The Portuguese Economy’s encouraging spell of news came to a crashing halt in early July, as doubts grew about the government’s ability to enforce a series of austerity measures that had been agreed with the European Commission, the European Central Bank and the International Monetary Fund (the “troika”)
A spate of street rioting against the cuts followed on from the resignation of Finance Minister Vitor Gaspar – and also of Foreign Minister Paulo Portas, who heads the junior partner in the coalition government, the Popular Party. The resignations were felt to endanger the government of Prime Minister Pedro Passos Coelho, who now faced the daunting task of imposing the austerity measures with a minority government.
Then again, he might not. But that wasn’t good enough for the money markets, which pounded Portugal’s government bonds, raising benchmark yields by as much as 200 points and taking the ten-year yield above 8%. Earlier this year, the Lisbon government had been cheered by the successful auction of another round of bonds that had suggested everything was going fine.

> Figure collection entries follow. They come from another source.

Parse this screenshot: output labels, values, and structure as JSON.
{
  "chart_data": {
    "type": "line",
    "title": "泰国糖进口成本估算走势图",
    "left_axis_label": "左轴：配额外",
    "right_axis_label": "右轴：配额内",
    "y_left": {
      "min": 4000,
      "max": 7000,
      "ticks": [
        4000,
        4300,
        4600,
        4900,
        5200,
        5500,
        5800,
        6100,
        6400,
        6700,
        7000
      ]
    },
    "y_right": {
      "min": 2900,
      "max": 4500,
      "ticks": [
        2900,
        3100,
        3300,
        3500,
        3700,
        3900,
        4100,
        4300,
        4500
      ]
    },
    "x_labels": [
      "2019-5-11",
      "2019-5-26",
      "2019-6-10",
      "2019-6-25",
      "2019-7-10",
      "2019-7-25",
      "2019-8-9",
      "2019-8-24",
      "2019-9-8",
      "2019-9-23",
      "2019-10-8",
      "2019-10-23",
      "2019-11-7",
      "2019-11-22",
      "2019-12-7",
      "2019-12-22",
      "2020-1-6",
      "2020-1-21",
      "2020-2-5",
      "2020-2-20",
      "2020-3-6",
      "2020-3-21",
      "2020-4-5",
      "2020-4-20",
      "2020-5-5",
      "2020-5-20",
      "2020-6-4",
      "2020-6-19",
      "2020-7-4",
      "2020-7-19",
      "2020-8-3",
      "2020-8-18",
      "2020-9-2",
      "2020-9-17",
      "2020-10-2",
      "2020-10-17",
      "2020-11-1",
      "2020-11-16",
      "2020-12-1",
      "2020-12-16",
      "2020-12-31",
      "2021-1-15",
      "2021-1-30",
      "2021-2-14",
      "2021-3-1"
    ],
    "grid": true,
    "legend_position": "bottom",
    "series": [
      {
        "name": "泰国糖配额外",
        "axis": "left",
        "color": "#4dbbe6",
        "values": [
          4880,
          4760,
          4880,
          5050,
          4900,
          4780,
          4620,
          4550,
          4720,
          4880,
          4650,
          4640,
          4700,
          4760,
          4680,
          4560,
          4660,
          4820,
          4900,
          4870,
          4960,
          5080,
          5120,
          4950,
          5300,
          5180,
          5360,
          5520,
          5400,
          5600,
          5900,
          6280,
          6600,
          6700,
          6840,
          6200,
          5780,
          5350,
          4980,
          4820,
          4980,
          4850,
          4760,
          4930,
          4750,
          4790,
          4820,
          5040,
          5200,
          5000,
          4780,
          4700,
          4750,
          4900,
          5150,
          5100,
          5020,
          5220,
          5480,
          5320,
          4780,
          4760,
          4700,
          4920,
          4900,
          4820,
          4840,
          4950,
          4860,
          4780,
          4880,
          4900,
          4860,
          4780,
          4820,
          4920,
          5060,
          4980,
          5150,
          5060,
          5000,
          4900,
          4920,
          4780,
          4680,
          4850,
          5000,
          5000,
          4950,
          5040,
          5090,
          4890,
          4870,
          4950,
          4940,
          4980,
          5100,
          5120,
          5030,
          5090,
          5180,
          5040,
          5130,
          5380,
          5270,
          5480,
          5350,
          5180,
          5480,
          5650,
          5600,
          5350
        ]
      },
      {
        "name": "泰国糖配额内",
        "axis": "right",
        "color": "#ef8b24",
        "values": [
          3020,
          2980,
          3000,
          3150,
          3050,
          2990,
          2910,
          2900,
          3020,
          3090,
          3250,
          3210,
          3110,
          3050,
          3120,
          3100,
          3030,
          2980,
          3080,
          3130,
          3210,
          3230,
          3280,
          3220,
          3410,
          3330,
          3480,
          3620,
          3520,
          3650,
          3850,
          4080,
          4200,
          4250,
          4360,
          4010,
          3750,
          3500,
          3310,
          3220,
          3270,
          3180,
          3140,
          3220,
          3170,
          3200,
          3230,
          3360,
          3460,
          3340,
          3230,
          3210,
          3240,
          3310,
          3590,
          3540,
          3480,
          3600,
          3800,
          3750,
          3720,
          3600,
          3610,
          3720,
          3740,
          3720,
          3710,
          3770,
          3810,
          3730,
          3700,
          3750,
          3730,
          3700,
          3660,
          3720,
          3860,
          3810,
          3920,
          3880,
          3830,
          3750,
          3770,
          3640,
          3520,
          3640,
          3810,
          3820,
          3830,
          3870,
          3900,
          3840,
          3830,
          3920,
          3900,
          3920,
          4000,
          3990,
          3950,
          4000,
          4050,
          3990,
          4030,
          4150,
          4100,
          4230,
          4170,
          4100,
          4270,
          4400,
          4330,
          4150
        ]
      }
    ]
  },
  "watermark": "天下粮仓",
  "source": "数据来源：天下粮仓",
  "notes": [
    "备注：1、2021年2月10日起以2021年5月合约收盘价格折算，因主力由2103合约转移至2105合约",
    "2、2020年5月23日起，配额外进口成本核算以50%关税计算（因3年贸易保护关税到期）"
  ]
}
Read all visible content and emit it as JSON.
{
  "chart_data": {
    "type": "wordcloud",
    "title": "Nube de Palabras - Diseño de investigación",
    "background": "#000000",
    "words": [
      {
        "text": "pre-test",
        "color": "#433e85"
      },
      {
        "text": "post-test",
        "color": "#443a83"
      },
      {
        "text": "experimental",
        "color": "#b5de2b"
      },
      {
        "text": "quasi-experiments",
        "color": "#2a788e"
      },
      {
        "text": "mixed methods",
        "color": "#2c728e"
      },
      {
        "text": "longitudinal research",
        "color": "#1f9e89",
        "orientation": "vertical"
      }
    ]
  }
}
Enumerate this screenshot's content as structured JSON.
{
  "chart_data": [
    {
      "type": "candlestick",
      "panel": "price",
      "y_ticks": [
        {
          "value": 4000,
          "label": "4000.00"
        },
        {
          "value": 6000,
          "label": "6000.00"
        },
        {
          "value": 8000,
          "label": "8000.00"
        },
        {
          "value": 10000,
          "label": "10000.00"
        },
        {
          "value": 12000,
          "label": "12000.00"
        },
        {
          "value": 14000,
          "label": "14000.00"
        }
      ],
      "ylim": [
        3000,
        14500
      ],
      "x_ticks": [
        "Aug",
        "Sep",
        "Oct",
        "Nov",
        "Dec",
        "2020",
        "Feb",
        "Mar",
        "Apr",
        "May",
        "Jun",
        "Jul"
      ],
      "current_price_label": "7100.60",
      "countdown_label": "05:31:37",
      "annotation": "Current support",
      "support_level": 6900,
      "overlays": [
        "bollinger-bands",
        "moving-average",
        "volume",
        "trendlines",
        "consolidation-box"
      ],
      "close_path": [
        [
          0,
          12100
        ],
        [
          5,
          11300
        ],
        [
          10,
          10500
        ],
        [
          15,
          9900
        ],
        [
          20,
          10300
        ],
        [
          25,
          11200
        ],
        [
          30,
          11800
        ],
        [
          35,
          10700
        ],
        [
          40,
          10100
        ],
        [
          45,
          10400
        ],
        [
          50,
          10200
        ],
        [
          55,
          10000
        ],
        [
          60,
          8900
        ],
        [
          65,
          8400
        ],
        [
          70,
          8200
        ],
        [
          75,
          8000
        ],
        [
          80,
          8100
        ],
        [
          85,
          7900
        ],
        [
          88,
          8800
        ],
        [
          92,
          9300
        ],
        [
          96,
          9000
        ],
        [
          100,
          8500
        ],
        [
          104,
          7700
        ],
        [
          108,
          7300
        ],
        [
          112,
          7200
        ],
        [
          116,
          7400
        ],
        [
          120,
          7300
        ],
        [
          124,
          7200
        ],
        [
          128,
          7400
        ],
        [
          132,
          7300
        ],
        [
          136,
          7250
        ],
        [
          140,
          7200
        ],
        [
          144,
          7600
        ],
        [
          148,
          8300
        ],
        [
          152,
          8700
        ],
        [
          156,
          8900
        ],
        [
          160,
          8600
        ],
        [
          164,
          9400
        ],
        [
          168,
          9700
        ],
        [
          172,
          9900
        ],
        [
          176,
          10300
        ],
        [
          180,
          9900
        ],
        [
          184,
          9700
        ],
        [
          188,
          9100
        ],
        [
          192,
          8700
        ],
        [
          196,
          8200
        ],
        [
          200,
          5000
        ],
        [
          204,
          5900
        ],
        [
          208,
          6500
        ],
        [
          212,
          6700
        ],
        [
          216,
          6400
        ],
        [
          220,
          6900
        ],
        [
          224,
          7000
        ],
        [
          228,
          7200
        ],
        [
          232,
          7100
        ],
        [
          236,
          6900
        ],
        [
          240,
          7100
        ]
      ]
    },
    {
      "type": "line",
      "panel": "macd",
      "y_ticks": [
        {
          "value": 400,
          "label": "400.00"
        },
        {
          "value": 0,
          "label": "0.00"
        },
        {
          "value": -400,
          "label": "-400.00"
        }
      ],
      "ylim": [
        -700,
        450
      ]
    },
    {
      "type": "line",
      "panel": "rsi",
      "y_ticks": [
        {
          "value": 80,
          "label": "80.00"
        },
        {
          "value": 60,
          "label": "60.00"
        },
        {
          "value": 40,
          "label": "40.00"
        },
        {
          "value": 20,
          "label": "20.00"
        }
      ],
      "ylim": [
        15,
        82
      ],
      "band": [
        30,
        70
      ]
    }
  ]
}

The issue here is not just that the Portuguese economy had been bailed out in May 2011, to the tune of €78 billion euros (£67 billion), and that the markets needed to feel confident of its ability to pay that money back. It is also that Portugal is widely seen as a bellwether for the other indebted Mediterranean countries, including Greece, Spain and even Italy, which has so far required no bailouts. Spanish and Italian bonds, which had been doing quite well until that point, suffered abrupt rises of up to 100 points in their bond yields, and the stock markets of both countries took a juddering hit.
The uncertainty was enough to send equity values spiralling downward throughout Europe – unlike in the United States, where they remained firm throughout.